Sommeil et micronutrition : des liens méconnus
Hygiène du sommeilLes liens entre sommeil et micronutrition sont nombreux et souvent complexes. Il serait bien difficile de tous les approfondir. Cependant, quelques généralités peuvent s’appliquer, en dehors de cas particuliers liés à la personne ou à une pathologie.
Qu’est-ce que la micronutrition ?
La micronutrition étudie l’impact des micronutriments sur la santé et recherche les moyens d’optimiser le statut micronutritionnel. Des outils pour déterminer les différents déséquilibres et y remédier existent et peuvent nettement améliorer tous les aspects de notre santé y compris notre sommeil. A l’inverse, par divers mécanismes, notre sommeil peut avoir un impact important sur notre statut micronutritionnel.
Comment le manque de sommeil pompe-t-il notre énergie ?
Les fonctions du sommeil sont encore peu connues mais une chose est sûre, quand on en manque, on est fatigué, on stresse facilement, on est plus vulnérable. Ainsi pour lutter, notre organisme va puiser dans nos réserves en vitamines et minéraux, comme le magnésium, le fer, nos vitamines antioxydantes. De plus, un manque de sommeil a tendance à nous pousser à manger plus et moins bien. En effet, il existerait des systèmes de production de composés orexinergiques normalement inhibés pendant le sommeil. En cas de privation de sommeil, ces systèmes voient leur activité augmentée. Or, l’un de leurs effets est une prise alimentaire hédonique (pour le plaisir) en plus de la prise normale. Ainsi, l’apport calorique va augmenter avec ce que l’on appelle des calories vides, c’est-à-dire des aliments à pauvre densité nutritionnelle mais très caloriques. S’ensuivent des mécanismes de prise de poids et d’appauvrissement du statut micronutritionnel qui peuvent faire entrer l’organisme dans un cercle vicieux.

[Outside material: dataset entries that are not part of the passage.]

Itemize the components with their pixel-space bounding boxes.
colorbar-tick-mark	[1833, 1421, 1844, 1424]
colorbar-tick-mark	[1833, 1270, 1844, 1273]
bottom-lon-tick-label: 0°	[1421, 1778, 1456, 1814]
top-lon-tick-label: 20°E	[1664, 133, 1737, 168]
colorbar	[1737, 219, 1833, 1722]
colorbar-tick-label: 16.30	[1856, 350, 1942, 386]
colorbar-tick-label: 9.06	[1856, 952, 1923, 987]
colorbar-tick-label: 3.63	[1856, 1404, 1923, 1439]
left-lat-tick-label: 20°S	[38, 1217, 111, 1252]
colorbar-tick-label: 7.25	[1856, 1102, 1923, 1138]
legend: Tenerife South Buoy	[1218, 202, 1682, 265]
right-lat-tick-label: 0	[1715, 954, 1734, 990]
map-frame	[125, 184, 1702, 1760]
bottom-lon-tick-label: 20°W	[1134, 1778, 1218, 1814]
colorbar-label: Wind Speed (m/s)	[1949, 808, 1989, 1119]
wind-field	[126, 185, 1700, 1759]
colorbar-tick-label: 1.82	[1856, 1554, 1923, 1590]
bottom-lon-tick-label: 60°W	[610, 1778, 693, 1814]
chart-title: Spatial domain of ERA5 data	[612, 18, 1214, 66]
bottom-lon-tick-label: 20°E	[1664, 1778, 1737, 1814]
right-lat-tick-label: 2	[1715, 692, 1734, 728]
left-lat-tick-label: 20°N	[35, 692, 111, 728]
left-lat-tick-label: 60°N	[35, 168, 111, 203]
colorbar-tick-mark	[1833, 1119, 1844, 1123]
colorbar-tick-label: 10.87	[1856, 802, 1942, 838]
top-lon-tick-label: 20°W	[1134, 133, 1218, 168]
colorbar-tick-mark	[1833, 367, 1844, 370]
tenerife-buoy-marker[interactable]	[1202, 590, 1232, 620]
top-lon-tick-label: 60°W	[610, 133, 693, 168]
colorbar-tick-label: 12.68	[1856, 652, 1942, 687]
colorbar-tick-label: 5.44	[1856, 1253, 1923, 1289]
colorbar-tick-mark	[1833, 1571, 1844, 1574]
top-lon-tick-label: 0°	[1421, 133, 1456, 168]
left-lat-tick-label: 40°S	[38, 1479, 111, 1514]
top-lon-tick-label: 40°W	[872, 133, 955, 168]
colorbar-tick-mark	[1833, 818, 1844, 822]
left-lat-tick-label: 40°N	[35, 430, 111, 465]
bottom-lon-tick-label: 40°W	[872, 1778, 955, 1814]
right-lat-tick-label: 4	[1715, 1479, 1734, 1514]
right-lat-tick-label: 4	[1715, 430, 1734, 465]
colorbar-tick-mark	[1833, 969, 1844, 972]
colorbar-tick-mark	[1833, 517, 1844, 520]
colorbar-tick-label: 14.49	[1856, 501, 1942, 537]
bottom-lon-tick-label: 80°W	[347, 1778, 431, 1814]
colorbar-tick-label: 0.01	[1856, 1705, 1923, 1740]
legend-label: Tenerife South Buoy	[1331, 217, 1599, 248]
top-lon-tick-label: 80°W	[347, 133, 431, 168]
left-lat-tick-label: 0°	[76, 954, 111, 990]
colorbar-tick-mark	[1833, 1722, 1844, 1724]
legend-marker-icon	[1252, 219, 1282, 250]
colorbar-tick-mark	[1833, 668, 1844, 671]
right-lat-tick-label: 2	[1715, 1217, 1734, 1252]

Les bons aliments au bon moment
Pour nous endormir, nous avons besoin de sécréter de la mélatonine. Cette hormone (neurotransmetteur) est synthétisée à partir de la sérotonine, une autre hormone elle-même synthétisée à partir d’un acide aminé, le tryptophane, contenu surtout dans les viandes et poissons. Pour que ces mécanismes fonctionnent bien, il faut donc apporter à notre cerveau suffisamment de protéines, mais aussi des éléments indispensables aux mécanismes de production de ces hormones : magnésium et vitamines du groupe B. Dans l’alimentation, on trouve du magnésium surtout dans les légumes, les céréales complètes, les oléagineux et le chocolat noir. Pour les vitamines B, on s’orientera vers les fruits de mer notamment et les légumes-feuilles. Un autre point important est la biodisponibilité du tryptophane. La balance entre protéines et glucides au cours d’un repas va aiguiller le cerveau vers l’une ou l’autre des voies hormonales influant nos chronorythmes : la voie des catécholamines (dopamine et noradrénaline) ou la voie sérotoninergique (sérotonine et mélatonine). Pour orienter notre système nerveux vers la synthèse de sérotonine puis de mélatonine, il faut un repas contenant plus de glucides que de protéines. Ainsi, on conseille souvent de faire le plein de protéines le matin et à midi pour favoriser la voie dopaminergique puis de faire des repas plutôt glucidiques au goûter et le soir pour favoriser la voie sérotoninergique.
Qu’en est-il en cas de pathologies ou de troubles du sommeil ?
La micronutrition va parfois jouer un rôle essentiel dans la régulation des troubles du sommeil. Prenons l’exemple des benzodiazépines. Ce type de médicament, fréquemment prescrits chez les personnes anxieuses insomniaques a pour effet de potentialiser l’effet du GABA, une hormone qui calme le cerveau. Or, pour synthétiser du GABA, le magnésium et la vitamine B6 sont indispensables. De fait, améliorer l’action d’une hormone dont on manquerait ne pourra obtenir aucun effet. Si un patient est carencé en Magnésium et en Vitamine B6, la prise de benzodiazépines sera donc bien moins efficace que prévu. Un autre exemple serait celui du syndrome des jambes sans repos. On sait que ce trouble neurologique est lié à des perturbations des voies dopaminergiques et bien souvent à des carences en fer. Ainsi, une des voies d’amélioration, en plus des traitements classiques, pourra être une alimentation riche en fer et comprenant un apport important de protéines pour favoriser la synthèse de dopamine.
Dès que le sommeil devient problématique, il est fortement conseillé de consulter. En cas de trouble léger, un suivi micronutritionnel pourra parfois suffire à rééquilibrer le sommeil. Dans le cas de troubles plus importants ou de pathologies avérées, la micronutrition pourra être un excellent soutien des traitements traditionnels.